How does this course fit into data science?#
You now have practice applying logistic regression and support vector machines to classification problems. How does this fit into a bigger picture? The way I see it, data science is the process of answering questions and making decisions based on data. The data science process usually combines several of the following pieces: data collection, data preparation, database design, visualization, communication, software engineering, machine learning, and more. In this course we focused on the machine learning portion. Machine learning has several branches like supervised learning, unsupervised learning, and reinforcement learning.
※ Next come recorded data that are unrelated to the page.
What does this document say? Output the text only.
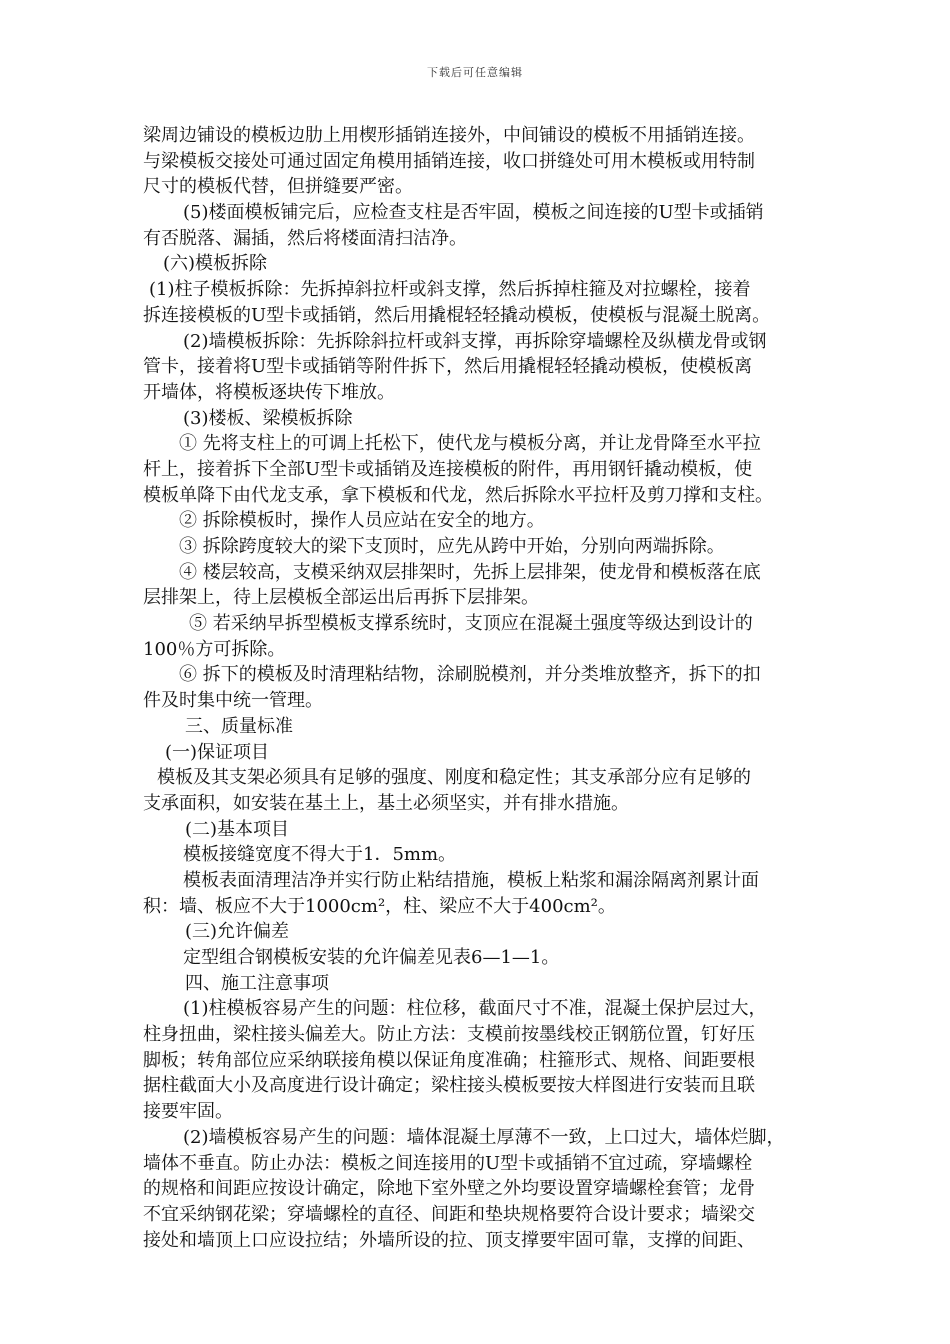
下载后可任意编辑
梁周边铺设的模板边肋上用楔形插销连接外，中间铺设的模板不用插销连接。
与梁模板交接处可通过固定角模用插销连接，收口拼缝处可用木模板或用特制
尺寸的模板代替，但拼缝要严密。
(5)楼面模板铺完后，应检查支柱是否牢固，模板之间连接的U型卡或插销
有否脱落、漏插，然后将楼面清扫洁净。
(六)模板拆除
(1)柱子模板拆除：先拆掉斜拉杆或斜支撑，然后拆掉柱箍及对拉螺栓，接着
拆连接模板的U型卡或插销，然后用撬棍轻轻撬动模板，使模板与混凝土脱离。
(2)墙模板拆除：先拆除斜拉杆或斜支撑，再拆除穿墙螺栓及纵横龙骨或钢
管卡，接着将U型卡或插销等附件拆下，然后用撬棍轻轻撬动模板，使模板离
开墙体，将模板逐块传下堆放。
(3)楼板、梁模板拆除
① 先将支柱上的可调上托松下，使代龙与模板分离，并让龙骨降至水平拉
杆上，接着拆下全部U型卡或插销及连接模板的附件，再用钢钎撬动模板，使
模板单降下由代龙支承，拿下模板和代龙，然后拆除水平拉杆及剪刀撑和支柱。
② 拆除模板时，操作人员应站在安全的地方。
③ 拆除跨度较大的梁下支顶时，应先从跨中开始，分别向两端拆除。
④ 楼层较高，支模采纳双层排架时，先拆上层排架，使龙骨和模板落在底
层排架上，待上层模板全部运出后再拆下层排架。
⑤ 若采纳早拆型模板支撑系统时，支顶应在混凝土强度等级达到设计的
100％方可拆除。
⑥ 拆下的模板及时清理粘结物，涂刷脱模剂，并分类堆放整齐，拆下的扣
件及时集中统一管理。
三、质量标准
(一)保证项目
模板及其支架必须具有足够的强度、刚度和稳定性；其支承部分应有足够的
支承面积，如安装在基土上，基土必须坚实，并有排水措施。
(二)基本项目
模板接缝宽度不得大于1．5mm。
模板表面清理洁净并实行防止粘结措施，模板上粘浆和漏涂隔离剂累计面
积：墙、板应不大于1000cm²，柱、梁应不大于400cm²。
(三)允许偏差
定型组合钢模板安装的允许偏差见表6—1—1。
四、施工注意事项
(1)柱模板容易产生的问题：柱位移，截面尺寸不准，混凝土保护层过大，
柱身扭曲，梁柱接头偏差大。防止方法：支模前按墨线校正钢筋位置，钉好压
脚板；转角部位应采纳联接角模以保证角度准确；柱箍形式、规格、间距要根
据柱截面大小及高度进行设计确定；梁柱接头模板要按大样图进行安装而且联
接要牢固。
(2)墙模板容易产生的问题：墙体混凝土厚薄不一致，上口过大，墙体烂脚，
墙体不垂直。防止办法：模板之间连接用的U型卡或插销不宜过疏，穿墙螺栓
的规格和间距应按设计确定，除地下室外壁之外均要设置穿墙螺栓套管；龙骨
不宜采纳钢花梁；穿墙螺栓的直径、间距和垫块规格要符合设计要求；墙梁交
接处和墙顶上口应设拉结；外墙所设的拉、顶支撑要牢固可靠，支撑的间距、
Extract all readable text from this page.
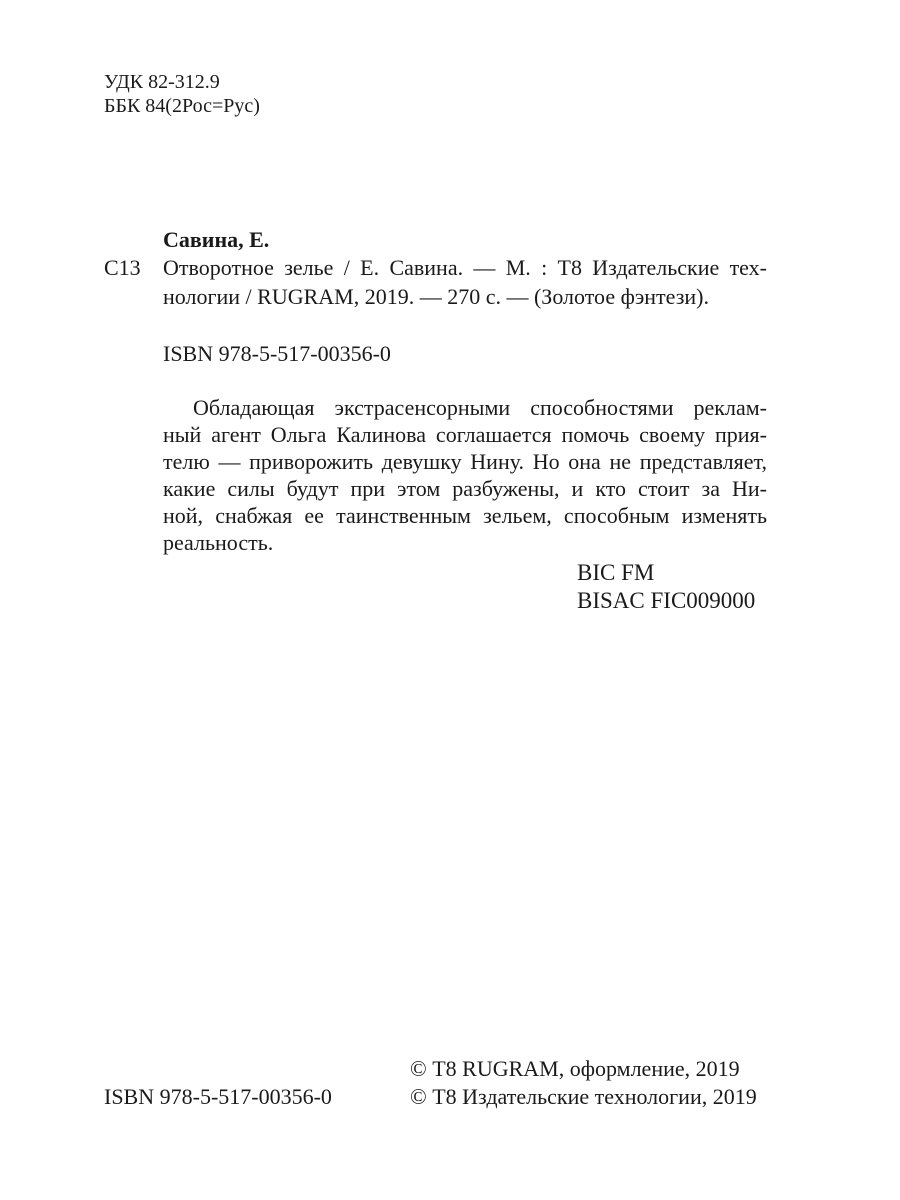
УДК 82-312.9

ББК 84(2Рос=Рус)

Савина, Е.

С13 Отворотное зелье / Е. Савина. — М. : Т8 Издательские тех-

нологии / RUGRAM, 2019. — 270 с. — (Золотое фэнтези).

ISBN 978-5-517-00356-0

Обладающая экстрасенсорными способностями реклам-
ный агент Ольга Калинова соглашается помочь своему прия-
телю — приворожить девушку Нину. Но она не представляет,
какие силы будут при этом разбужены, и кто стоит за Ни-
ной, снабжая ее таинственным зельем, способным изменять
реальность.

BIC FM

BISAC FIC009000

© Т8 RUGRAM, оформление, 2019

© Т8 Издательские технологии, 2019

ISBN 978-5-517-00356-0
We’ve been focusing on supervised learning, which means trying to predict a target value from features given a labeled data set. Within supervised learning, we’ve focussed on classification, which means the thing we’re trying to predict is categorical rather than a continuous in nature. Finally, we covered logistic regression and SVMs, the two most popular linear classifiers. So, while we’ve done a lot, there’s so much more out there!
Congratulations & thanks!#
Thanks for completing this journey with me. I hope you enjoyed it as much as I did. Congratulations again.